Bill Niman and Nicolette Hahn Niman are owners and operators of BN RANCH, a seaside ranch in Bolinas, California, where they raise their son Miles, grass-fed cattle, heritage turkeys, and goats. They were featured in an August 2009 cover story in TIME about the crisis in America's food system.

Nicolette is a rancher, attorney, and writer. Much of her time is spent speaking and writing about the problems of industrialized livestock production, including the book Righteous Porkchop: Finding a Life and Good Food Beyond Factory Farms (HarperCollins, 2009) and four essays she has written on the subject for the New York Times. She has written for Huffington Post, CHOW, and Earth Island Journal. Previously, she was the senior attorney for the environmental organization Waterkeeper Alliance, where she was in charge of the organization's campaign to reform the concentrated livestock and poultry industry, and, before that, an attorney for National Wildlife Federation. Nicolette served two terms on the city council for the City of Kalamazoo, Michigan. She received her Juris Doctorate, cum laude, from the University of Michigan and her B.A. in Biology and French from Kalamazoo College.

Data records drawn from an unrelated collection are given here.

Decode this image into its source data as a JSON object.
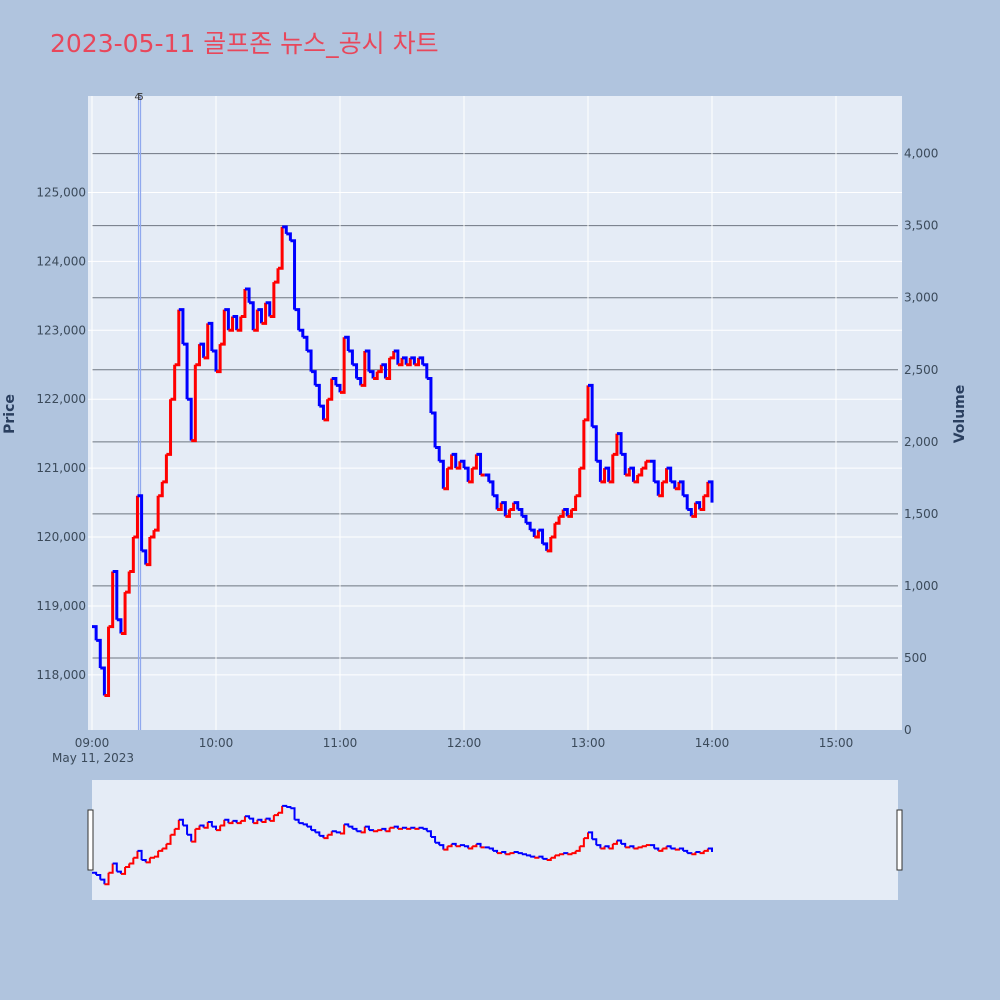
{
  "page": {
    "title": "2023-05-11 골프존 뉴스_공시 차트"
  },
  "chart_data": {
    "type": "line",
    "title": "2023-05-11 골프존 뉴스_공시 차트",
    "xlabel": "",
    "ylabel": "Price",
    "y2label": "Volume",
    "date_label": "May 11, 2023",
    "x_ticks": [
      "09:00",
      "10:00",
      "11:00",
      "12:00",
      "13:00",
      "14:00",
      "15:00"
    ],
    "x_range": [
      "09:00",
      "15:30"
    ],
    "y_ticks": [
      118000,
      119000,
      120000,
      121000,
      122000,
      123000,
      124000,
      125000
    ],
    "y_tick_labels": [
      "118,000",
      "119,000",
      "120,000",
      "121,000",
      "122,000",
      "123,000",
      "124,000",
      "125,000"
    ],
    "ylim": [
      117200,
      126400
    ],
    "y2_ticks": [
      0,
      500,
      1000,
      1500,
      2000,
      2500,
      3000,
      3500,
      4000
    ],
    "y2_tick_labels": [
      "0",
      "500",
      "1,000",
      "1,500",
      "2,000",
      "2,500",
      "3,000",
      "3,500",
      "4,000"
    ],
    "y2lim": [
      0,
      4400
    ],
    "grid": true,
    "colors": {
      "up": "#ff0000",
      "down": "#0000ff",
      "volume_up": "#f4a6a6",
      "volume_down": "#a6a6f4",
      "plot_bg": "#e5ecf6",
      "marker_line": "#8fa8ee"
    },
    "series": [
      {
        "name": "price",
        "points": [
          [
            "09:00",
            118700
          ],
          [
            "09:02",
            118500
          ],
          [
            "09:04",
            118100
          ],
          [
            "09:06",
            117700
          ],
          [
            "09:08",
            118700
          ],
          [
            "09:10",
            119500
          ],
          [
            "09:12",
            118800
          ],
          [
            "09:14",
            118600
          ],
          [
            "09:16",
            119200
          ],
          [
            "09:18",
            119500
          ],
          [
            "09:20",
            120000
          ],
          [
            "09:22",
            120600
          ],
          [
            "09:24",
            119800
          ],
          [
            "09:26",
            119600
          ],
          [
            "09:28",
            120000
          ],
          [
            "09:30",
            120100
          ],
          [
            "09:32",
            120600
          ],
          [
            "09:34",
            120800
          ],
          [
            "09:36",
            121200
          ],
          [
            "09:38",
            122000
          ],
          [
            "09:40",
            122500
          ],
          [
            "09:42",
            123300
          ],
          [
            "09:44",
            122800
          ],
          [
            "09:46",
            122000
          ],
          [
            "09:48",
            121400
          ],
          [
            "09:50",
            122500
          ],
          [
            "09:52",
            122800
          ],
          [
            "09:54",
            122600
          ],
          [
            "09:56",
            123100
          ],
          [
            "09:58",
            122700
          ],
          [
            "10:00",
            122400
          ],
          [
            "10:02",
            122800
          ],
          [
            "10:04",
            123300
          ],
          [
            "10:06",
            123000
          ],
          [
            "10:08",
            123200
          ],
          [
            "10:10",
            123000
          ],
          [
            "10:12",
            123200
          ],
          [
            "10:14",
            123600
          ],
          [
            "10:16",
            123400
          ],
          [
            "10:18",
            123000
          ],
          [
            "10:20",
            123300
          ],
          [
            "10:22",
            123100
          ],
          [
            "10:24",
            123400
          ],
          [
            "10:26",
            123200
          ],
          [
            "10:28",
            123700
          ],
          [
            "10:30",
            123900
          ],
          [
            "10:32",
            124500
          ],
          [
            "10:34",
            124400
          ],
          [
            "10:36",
            124300
          ],
          [
            "10:38",
            123300
          ],
          [
            "10:40",
            123000
          ],
          [
            "10:42",
            122900
          ],
          [
            "10:44",
            122700
          ],
          [
            "10:46",
            122400
          ],
          [
            "10:48",
            122200
          ],
          [
            "10:50",
            121900
          ],
          [
            "10:52",
            121700
          ],
          [
            "10:54",
            122000
          ],
          [
            "10:56",
            122300
          ],
          [
            "10:58",
            122200
          ],
          [
            "11:00",
            122100
          ],
          [
            "11:02",
            122900
          ],
          [
            "11:04",
            122700
          ],
          [
            "11:06",
            122500
          ],
          [
            "11:08",
            122300
          ],
          [
            "11:10",
            122200
          ],
          [
            "11:12",
            122700
          ],
          [
            "11:14",
            122400
          ],
          [
            "11:16",
            122300
          ],
          [
            "11:18",
            122400
          ],
          [
            "11:20",
            122500
          ],
          [
            "11:22",
            122300
          ],
          [
            "11:24",
            122600
          ],
          [
            "11:26",
            122700
          ],
          [
            "11:28",
            122500
          ],
          [
            "11:30",
            122600
          ],
          [
            "11:32",
            122500
          ],
          [
            "11:34",
            122600
          ],
          [
            "11:36",
            122500
          ],
          [
            "11:38",
            122600
          ],
          [
            "11:40",
            122500
          ],
          [
            "11:42",
            122300
          ],
          [
            "11:44",
            121800
          ],
          [
            "11:46",
            121300
          ],
          [
            "11:48",
            121100
          ],
          [
            "11:50",
            120700
          ],
          [
            "11:52",
            121000
          ],
          [
            "11:54",
            121200
          ],
          [
            "11:56",
            121000
          ],
          [
            "11:58",
            121100
          ],
          [
            "12:00",
            121000
          ],
          [
            "12:02",
            120800
          ],
          [
            "12:04",
            121000
          ],
          [
            "12:06",
            121200
          ],
          [
            "12:08",
            120900
          ],
          [
            "12:10",
            120900
          ],
          [
            "12:12",
            120800
          ],
          [
            "12:14",
            120600
          ],
          [
            "12:16",
            120400
          ],
          [
            "12:18",
            120500
          ],
          [
            "12:20",
            120300
          ],
          [
            "12:22",
            120400
          ],
          [
            "12:24",
            120500
          ],
          [
            "12:26",
            120400
          ],
          [
            "12:28",
            120300
          ],
          [
            "12:30",
            120200
          ],
          [
            "12:32",
            120100
          ],
          [
            "12:34",
            120000
          ],
          [
            "12:36",
            120100
          ],
          [
            "12:38",
            119900
          ],
          [
            "12:40",
            119800
          ],
          [
            "12:42",
            120000
          ],
          [
            "12:44",
            120200
          ],
          [
            "12:46",
            120300
          ],
          [
            "12:48",
            120400
          ],
          [
            "12:50",
            120300
          ],
          [
            "12:52",
            120400
          ],
          [
            "12:54",
            120600
          ],
          [
            "12:56",
            121000
          ],
          [
            "12:58",
            121700
          ],
          [
            "13:00",
            122200
          ],
          [
            "13:02",
            121600
          ],
          [
            "13:04",
            121100
          ],
          [
            "13:06",
            120800
          ],
          [
            "13:08",
            121000
          ],
          [
            "13:10",
            120800
          ],
          [
            "13:12",
            121200
          ],
          [
            "13:14",
            121500
          ],
          [
            "13:16",
            121200
          ],
          [
            "13:18",
            120900
          ],
          [
            "13:20",
            121000
          ],
          [
            "13:22",
            120800
          ],
          [
            "13:24",
            120900
          ],
          [
            "13:26",
            121000
          ],
          [
            "13:28",
            121100
          ],
          [
            "13:30",
            121100
          ],
          [
            "13:32",
            120800
          ],
          [
            "13:34",
            120600
          ],
          [
            "13:36",
            120800
          ],
          [
            "13:38",
            121000
          ],
          [
            "13:40",
            120800
          ],
          [
            "13:42",
            120700
          ],
          [
            "13:44",
            120800
          ],
          [
            "13:46",
            120600
          ],
          [
            "13:48",
            120400
          ],
          [
            "13:50",
            120300
          ],
          [
            "13:52",
            120500
          ],
          [
            "13:54",
            120400
          ],
          [
            "13:56",
            120600
          ],
          [
            "13:58",
            120800
          ],
          [
            "14:00",
            120500
          ]
        ]
      },
      {
        "name": "volume",
        "values": []
      }
    ],
    "news_markers": [
      {
        "x": "09:23",
        "labels": [
          "4",
          "5"
        ]
      }
    ]
  }
}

Bill is a cattle rancher and founder of the natural meat company Niman Ranch, Inc. He was a member of Pew's National Commission on Industrial Farm Animal Production, which released recommendations for reform of the nation's livestock industry in April 2008. Niman has been named "Food Artisan of the Year" by Bon Appetit and has been called the "Master of Meat" by Wine Spectator, the "Guru of Happy Cows" by the Los Angeles Times, "a pioneer of the good meat movement" by the New York Times, "the Steve Jobs of Meat" by Men's Journal, and a "Pork Pioneer" by Food & Wine. The Southern Foodways Alliance named him its Scholar in Residence for 2009, stating that he was "this country's most provocative and persistent champion of sustainably and humanely raised livestock." Vanity Fair magazine has featured him in its "Green Issue," and Plenty magazine selected him as among the nation's five leading "green entrepreneurs." He has been honored with the Glynwood Harvest Good Neighbor Award. Bill co-authored The Niman Ranch Cookbook (Ten Speed Press, 2005), which was selected as one of the year's best cookbooks by the New York Times, Newsweek, and the San Jose Mercury News.